Несмотря на всё это, директриса в ней взяла верх над женщиной, и она деловым и строгим тоном объявила:
– Я не намерена терпеть ваши сомнительного характера намёки!.. Весь этот ваш невнятный бред… плод больной фантазии… В общем… Либо честно рассказывайте, что вчера произошло, либо убирайтесь из моей спальни!.. Из дома!..
Валерий Петрович осторожно присел на край дивана.
– Вчера мы отмечали юбилей лицея…
– Это я помню…
– Ты слегка перебрала…
– Вообще-то, я не пью… – вяло и грустно пробормотала она.
– Я проводил тебя до такси. Таксист тебе чем-то не понравился, и ты попросила не оставлять тебя с ним. По дороге, в такси, ты… извини за подробность… Как сказать… Тебя стошнило на мой пиджак… Таксист сделал тебе замечание… Ты принялась извиняться, и тебя стошнило на таксиста… Тут уже было глупо извиняться… Оставшиеся два квартала мы шли пешком… Ты всё допытывалась, какое у тебя прозвище среди учеников… Пришлось признаться…
– И какое же?
– Не скажу, – твёрдо заявил Валерий Петрович. – Ты опять начнёшь плакать.
– С чего бы мне плакать? – удивилась Лидия Андреевна.
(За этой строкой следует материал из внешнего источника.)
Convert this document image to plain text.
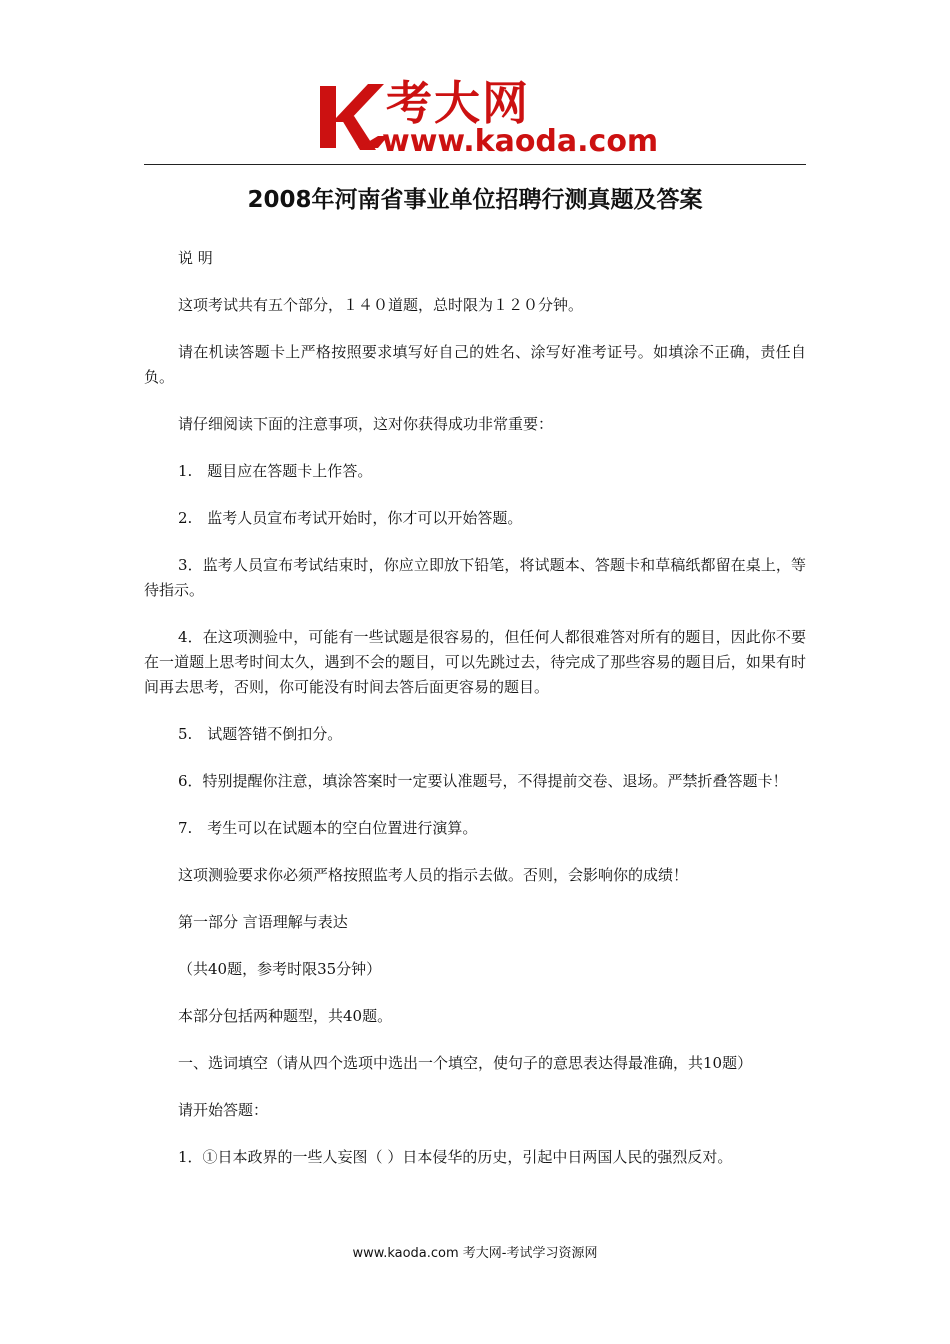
考大网
www.kaoda.com
2008年河南省事业单位招聘行测真题及答案

说 明

这项考试共有五个部分，１４０道题，总时限为１２０分钟。

请在机读答题卡上严格按照要求填写好自己的姓名、涂写好准考证号。如填涂不正确，责任自负。

请仔细阅读下面的注意事项，这对你获得成功非常重要：

1.　题目应在答题卡上作答。

2.　监考人员宣布考试开始时，你才可以开始答题。

3．监考人员宣布考试结束时，你应立即放下铅笔，将试题本、答题卡和草稿纸都留在桌上，等待指示。

4．在这项测验中，可能有一些试题是很容易的，但任何人都很难答对所有的题目，因此你不要在一道题上思考时间太久，遇到不会的题目，可以先跳过去，待完成了那些容易的题目后，如果有时间再去思考，否则，你可能没有时间去答后面更容易的题目。

5.　试题答错不倒扣分。

6．特别提醒你注意，填涂答案时一定要认准题号，不得提前交卷、退场。严禁折叠答题卡！

7.　考生可以在试题本的空白位置进行演算。

这项测验要求你必须严格按照监考人员的指示去做。否则，会影响你的成绩！

第一部分 言语理解与表达

（共40题，参考时限35分钟）

本部分包括两种题型，共40题。

一、选词填空（请从四个选项中选出一个填空，使句子的意思表达得最准确，共10题）

请开始答题：

1．①日本政界的一些人妄图（ ）日本侵华的历史，引起中日两国人民的强烈反对。

www.kaoda.com 考大网-考试学习资源网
Валерий Петрович пожал плечами.
– Вчера плакала.
– Извините, конечно… Это было вчера… Я требую…
Он вновь пожал плечами и сказал:
– Терминатор.
Помолчали. Она спросила:
– Я настолько страшная? Или я кажусь бездушной машиной?
Его лицо размылось в её глазах из-за подступивших слёз.
– Ну, вот же… опять… Я же объяснил, что из-за фамилии… Ты Шварц…
– Я помню, – всхлипнула она. – И помню, мы закурили… Едкие такие… сигарета…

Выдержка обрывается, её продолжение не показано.